After consultation with the U.S. solicitor general in February 2004, the Department of Justice recommended that the CIA move four detainees out of a CIA detention facility at Guantanamo Bay pending the Supreme Court’s resolution of the case. . . . [B]y April 2004, all five CIA detainees were transferred from Guantanamo Bay to other CIA detention facilities.
Later, in footnote 2467 (on page 440), the Report notes that “Because the Committee was not informed of the CIA detention site at Guantanamo Bay, Cuba, no member of the Committee was aware that the U.S. Supreme Court decision to grant certiorari in the case of Rasul v. Bush, . . . resulted in the transfer of CIA detainees from the CIA detention facility at Guantanamo Bay to other CIA detention facilities.”
There are three threads to this discussion that I find striking:
First, if nothing else, this passage in the report makes clear what many long suspected–that, in fact, the government has at various points since September 11 transferred detainees for the purpose of evading the jurisdiction of the federal courts (which, if the detainees had filed habeas petitions while at Guantanamo, wouldn’t have been successful). At bottom, then, this discussion should hopefully illuminate just how hollow Chief Judge Sentelle’s skepticism in Maqaleh should ring.
Second, on the merits, this passage is fairly conclusive proof of another point that has long been assumed–but for which hard evidence has been hard to come by: That the Supreme Court has directly affected both the substance and implementation of U.S. counterterrorism policy simply by deciding to hear certain post-September 11 terrorism cases, to say nothing of what it’s said when resolving those cases on the merits. I wrote about this phenomenon a bit in my 2011 piece on “The Passive-Aggressive Virtues,” and the report provides yet further evidence of how, intentionally or not, the Court has actually projected quite a long shadow onto post-September 11 counterterrorism policy.

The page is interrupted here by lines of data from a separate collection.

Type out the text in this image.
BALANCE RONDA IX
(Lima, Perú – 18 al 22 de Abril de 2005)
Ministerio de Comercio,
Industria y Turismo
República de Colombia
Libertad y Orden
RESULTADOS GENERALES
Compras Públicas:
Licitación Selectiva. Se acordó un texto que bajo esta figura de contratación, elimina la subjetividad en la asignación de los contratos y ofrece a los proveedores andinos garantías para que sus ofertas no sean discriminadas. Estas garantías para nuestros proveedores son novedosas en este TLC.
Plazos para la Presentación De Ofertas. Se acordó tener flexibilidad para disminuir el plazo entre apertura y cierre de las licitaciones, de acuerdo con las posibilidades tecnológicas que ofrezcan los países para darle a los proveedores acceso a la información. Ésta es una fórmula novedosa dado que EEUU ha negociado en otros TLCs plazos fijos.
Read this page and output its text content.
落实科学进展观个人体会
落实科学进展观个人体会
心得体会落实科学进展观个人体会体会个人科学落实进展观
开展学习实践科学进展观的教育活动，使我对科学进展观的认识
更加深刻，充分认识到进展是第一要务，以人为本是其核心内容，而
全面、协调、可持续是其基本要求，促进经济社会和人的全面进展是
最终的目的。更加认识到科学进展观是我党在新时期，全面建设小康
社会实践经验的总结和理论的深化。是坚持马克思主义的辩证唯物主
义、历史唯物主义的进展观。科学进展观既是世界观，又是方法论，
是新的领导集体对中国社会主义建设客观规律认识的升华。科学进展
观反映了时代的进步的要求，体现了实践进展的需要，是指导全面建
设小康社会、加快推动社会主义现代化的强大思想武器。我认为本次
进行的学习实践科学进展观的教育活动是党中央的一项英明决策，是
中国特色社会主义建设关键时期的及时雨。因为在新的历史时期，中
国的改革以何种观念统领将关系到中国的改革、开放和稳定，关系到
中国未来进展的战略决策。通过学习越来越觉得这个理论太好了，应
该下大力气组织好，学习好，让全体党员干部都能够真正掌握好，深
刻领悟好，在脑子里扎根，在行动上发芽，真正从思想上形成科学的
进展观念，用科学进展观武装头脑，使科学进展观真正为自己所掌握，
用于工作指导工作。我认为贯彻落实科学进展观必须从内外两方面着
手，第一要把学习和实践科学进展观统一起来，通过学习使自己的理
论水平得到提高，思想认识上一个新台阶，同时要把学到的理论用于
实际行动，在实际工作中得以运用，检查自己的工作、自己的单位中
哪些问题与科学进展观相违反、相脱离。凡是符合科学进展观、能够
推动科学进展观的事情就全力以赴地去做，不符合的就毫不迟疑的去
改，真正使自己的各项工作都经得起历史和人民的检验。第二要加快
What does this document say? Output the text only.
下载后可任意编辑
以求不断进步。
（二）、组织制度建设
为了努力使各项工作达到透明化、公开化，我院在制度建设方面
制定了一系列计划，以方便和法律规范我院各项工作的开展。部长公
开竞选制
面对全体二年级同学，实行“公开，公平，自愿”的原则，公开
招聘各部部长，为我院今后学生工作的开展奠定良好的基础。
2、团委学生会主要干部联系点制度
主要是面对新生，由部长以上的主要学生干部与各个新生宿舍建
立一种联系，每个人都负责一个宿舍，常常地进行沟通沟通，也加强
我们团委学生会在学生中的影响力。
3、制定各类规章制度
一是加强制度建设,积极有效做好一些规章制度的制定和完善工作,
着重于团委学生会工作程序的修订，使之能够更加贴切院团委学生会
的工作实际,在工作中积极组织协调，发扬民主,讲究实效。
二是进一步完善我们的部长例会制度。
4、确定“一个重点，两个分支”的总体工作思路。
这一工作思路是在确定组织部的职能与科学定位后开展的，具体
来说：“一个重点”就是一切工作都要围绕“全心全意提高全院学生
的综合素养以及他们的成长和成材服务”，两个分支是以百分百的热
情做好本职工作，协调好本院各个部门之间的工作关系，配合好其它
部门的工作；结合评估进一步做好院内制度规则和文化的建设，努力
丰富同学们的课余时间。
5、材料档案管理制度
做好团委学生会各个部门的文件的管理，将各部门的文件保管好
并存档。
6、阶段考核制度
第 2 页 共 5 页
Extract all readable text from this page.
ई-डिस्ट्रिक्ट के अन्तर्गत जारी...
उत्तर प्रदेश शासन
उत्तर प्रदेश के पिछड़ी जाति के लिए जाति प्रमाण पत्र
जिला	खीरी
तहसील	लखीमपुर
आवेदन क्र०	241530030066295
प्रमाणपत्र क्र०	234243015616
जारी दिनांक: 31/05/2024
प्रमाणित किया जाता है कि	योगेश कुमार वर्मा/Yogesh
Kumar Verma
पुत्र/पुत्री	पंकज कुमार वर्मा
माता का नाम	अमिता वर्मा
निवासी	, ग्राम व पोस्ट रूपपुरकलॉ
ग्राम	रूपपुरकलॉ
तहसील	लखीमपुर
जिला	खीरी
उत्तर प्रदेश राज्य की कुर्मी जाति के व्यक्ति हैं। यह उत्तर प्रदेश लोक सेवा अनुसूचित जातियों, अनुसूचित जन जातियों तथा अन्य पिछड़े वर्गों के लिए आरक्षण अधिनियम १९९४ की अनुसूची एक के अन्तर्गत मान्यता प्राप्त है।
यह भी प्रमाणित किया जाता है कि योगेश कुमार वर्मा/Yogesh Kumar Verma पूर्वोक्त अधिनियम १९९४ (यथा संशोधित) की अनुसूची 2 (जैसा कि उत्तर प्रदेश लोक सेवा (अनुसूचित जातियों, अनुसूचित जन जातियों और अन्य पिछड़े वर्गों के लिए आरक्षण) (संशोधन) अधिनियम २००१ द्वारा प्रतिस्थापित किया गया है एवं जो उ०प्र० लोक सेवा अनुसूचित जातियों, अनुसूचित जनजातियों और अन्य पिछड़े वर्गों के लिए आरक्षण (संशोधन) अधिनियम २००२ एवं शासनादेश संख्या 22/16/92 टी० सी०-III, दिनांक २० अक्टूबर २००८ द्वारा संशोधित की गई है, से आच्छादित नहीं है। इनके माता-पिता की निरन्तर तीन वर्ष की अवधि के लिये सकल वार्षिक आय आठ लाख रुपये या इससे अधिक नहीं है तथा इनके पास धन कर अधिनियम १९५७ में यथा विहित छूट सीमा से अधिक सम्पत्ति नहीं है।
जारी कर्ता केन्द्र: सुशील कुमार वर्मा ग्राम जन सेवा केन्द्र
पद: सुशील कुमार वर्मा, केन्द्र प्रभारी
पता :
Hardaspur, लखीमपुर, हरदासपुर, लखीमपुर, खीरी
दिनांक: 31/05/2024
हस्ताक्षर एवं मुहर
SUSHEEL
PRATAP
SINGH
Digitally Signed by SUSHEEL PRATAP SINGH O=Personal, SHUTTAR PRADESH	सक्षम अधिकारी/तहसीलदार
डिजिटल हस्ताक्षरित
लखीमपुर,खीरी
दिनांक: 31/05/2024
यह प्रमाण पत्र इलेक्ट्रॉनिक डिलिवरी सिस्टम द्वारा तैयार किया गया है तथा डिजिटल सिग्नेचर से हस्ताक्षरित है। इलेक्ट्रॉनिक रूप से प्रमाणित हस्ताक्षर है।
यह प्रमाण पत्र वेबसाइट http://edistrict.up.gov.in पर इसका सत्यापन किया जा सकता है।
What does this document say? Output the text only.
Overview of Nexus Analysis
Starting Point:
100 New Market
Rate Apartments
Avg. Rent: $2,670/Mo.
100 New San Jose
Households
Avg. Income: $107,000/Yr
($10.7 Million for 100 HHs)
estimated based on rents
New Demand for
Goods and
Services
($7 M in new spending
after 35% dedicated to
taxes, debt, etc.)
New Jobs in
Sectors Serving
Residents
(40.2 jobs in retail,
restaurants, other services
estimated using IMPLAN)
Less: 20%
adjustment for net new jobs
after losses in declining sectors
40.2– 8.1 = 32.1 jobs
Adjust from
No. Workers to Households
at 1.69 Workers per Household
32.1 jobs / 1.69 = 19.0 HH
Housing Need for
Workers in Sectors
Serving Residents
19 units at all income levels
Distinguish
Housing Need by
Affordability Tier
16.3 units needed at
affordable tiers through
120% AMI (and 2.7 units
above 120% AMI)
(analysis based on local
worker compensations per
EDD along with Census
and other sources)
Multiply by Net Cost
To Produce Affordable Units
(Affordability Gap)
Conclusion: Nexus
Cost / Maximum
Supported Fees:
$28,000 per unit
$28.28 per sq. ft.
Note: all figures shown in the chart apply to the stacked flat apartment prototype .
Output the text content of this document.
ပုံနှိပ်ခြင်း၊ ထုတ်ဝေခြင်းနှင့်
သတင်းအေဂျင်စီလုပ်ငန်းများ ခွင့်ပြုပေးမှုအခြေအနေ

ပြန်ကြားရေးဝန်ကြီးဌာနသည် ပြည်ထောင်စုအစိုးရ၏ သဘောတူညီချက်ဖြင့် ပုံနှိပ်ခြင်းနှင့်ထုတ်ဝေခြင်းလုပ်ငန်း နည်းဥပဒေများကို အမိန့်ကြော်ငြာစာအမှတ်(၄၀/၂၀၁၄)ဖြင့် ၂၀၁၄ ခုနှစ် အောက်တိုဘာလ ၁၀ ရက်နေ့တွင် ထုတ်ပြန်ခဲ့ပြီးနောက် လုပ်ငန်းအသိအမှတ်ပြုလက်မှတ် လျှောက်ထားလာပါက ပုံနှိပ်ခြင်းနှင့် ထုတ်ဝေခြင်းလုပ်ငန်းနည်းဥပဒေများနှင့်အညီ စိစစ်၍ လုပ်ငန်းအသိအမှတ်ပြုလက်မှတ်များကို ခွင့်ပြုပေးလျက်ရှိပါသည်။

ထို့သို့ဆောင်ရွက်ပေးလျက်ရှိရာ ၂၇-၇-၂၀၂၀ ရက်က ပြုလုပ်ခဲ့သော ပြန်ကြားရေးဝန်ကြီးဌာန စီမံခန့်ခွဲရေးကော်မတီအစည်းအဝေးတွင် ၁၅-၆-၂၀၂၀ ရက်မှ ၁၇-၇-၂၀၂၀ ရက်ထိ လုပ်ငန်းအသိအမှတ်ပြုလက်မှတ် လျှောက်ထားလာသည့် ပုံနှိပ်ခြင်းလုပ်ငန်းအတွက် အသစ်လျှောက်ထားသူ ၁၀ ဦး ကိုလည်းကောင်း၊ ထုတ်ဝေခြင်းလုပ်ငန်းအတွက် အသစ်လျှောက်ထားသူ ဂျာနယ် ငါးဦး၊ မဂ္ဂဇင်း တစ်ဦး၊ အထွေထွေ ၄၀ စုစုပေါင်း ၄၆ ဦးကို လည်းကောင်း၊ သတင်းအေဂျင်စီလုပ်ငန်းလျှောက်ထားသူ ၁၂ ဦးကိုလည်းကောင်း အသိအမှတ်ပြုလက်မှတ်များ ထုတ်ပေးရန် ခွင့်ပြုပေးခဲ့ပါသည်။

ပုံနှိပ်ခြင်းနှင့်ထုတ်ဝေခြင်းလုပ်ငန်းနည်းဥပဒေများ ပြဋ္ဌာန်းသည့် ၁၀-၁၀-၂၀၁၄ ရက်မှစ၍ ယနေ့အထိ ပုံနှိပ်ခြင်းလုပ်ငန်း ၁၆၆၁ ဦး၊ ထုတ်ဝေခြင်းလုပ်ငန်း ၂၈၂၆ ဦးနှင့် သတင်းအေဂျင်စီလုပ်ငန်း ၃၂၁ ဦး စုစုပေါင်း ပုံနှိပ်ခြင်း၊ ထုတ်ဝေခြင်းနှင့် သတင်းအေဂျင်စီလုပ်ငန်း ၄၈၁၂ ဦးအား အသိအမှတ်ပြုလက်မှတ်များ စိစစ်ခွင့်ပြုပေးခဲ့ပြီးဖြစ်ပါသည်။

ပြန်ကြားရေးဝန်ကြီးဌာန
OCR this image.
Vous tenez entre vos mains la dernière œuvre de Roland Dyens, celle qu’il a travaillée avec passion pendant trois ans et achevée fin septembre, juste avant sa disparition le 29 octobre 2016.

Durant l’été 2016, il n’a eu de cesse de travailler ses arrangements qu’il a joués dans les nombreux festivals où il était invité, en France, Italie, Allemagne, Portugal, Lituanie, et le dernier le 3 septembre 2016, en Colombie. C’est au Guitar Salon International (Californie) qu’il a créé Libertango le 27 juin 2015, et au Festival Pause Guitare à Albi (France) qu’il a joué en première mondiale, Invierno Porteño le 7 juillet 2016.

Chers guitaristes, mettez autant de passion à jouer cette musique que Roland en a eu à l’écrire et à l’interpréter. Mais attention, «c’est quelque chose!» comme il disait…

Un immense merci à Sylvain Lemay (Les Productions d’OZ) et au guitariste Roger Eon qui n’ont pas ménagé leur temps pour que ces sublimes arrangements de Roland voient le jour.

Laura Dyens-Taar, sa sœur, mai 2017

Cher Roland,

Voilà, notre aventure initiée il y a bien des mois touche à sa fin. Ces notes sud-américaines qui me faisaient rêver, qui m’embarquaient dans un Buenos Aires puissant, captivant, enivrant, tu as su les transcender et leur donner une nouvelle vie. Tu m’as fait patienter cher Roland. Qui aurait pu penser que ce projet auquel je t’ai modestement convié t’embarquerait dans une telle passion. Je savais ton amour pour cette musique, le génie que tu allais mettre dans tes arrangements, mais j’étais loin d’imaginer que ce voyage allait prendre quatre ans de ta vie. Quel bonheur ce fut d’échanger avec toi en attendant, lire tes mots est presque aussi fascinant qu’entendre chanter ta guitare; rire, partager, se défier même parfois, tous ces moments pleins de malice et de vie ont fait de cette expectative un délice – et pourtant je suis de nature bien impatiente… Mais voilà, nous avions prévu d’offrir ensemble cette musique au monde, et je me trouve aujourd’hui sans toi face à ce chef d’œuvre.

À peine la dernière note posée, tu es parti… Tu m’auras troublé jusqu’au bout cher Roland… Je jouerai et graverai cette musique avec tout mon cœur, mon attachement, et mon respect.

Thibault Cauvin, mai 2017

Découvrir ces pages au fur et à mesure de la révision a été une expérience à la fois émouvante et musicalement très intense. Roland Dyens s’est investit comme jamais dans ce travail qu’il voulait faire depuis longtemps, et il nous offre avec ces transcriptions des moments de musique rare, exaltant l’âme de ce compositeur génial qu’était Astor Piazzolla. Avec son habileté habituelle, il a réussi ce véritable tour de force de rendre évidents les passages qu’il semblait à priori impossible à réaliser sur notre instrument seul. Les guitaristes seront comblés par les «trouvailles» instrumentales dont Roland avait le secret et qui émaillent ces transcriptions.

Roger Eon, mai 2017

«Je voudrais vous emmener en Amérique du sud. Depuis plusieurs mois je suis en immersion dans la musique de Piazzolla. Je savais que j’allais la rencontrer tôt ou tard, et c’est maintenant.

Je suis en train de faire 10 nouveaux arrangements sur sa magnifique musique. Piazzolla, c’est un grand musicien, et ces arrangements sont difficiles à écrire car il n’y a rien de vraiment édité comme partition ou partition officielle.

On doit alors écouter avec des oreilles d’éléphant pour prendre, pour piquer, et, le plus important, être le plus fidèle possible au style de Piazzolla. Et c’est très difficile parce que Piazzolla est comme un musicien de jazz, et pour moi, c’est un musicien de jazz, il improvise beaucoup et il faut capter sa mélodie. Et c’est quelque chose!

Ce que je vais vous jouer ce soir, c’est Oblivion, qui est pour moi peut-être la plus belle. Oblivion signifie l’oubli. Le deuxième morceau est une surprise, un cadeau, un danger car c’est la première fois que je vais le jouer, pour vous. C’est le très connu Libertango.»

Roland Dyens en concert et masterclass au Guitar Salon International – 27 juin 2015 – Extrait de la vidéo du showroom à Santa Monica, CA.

Third, and related, the report notes that it was the Department of Justice (with the consultation of the Solicitor General) that recommended the transfer of the detainees in order to avoid the potential consequences of losing in Rasul. Although the Office of the Solicitor General is (rightly) involved in discussions of government policy and how it affects litigating positions before the Supreme Court, am I the only one troubled by the insinuation that the SG might have played a role in supporting the transfer–which, again, could only have the purpose of defeating the jurisdiction that would otherwise attach if and when the government lost in Rasul?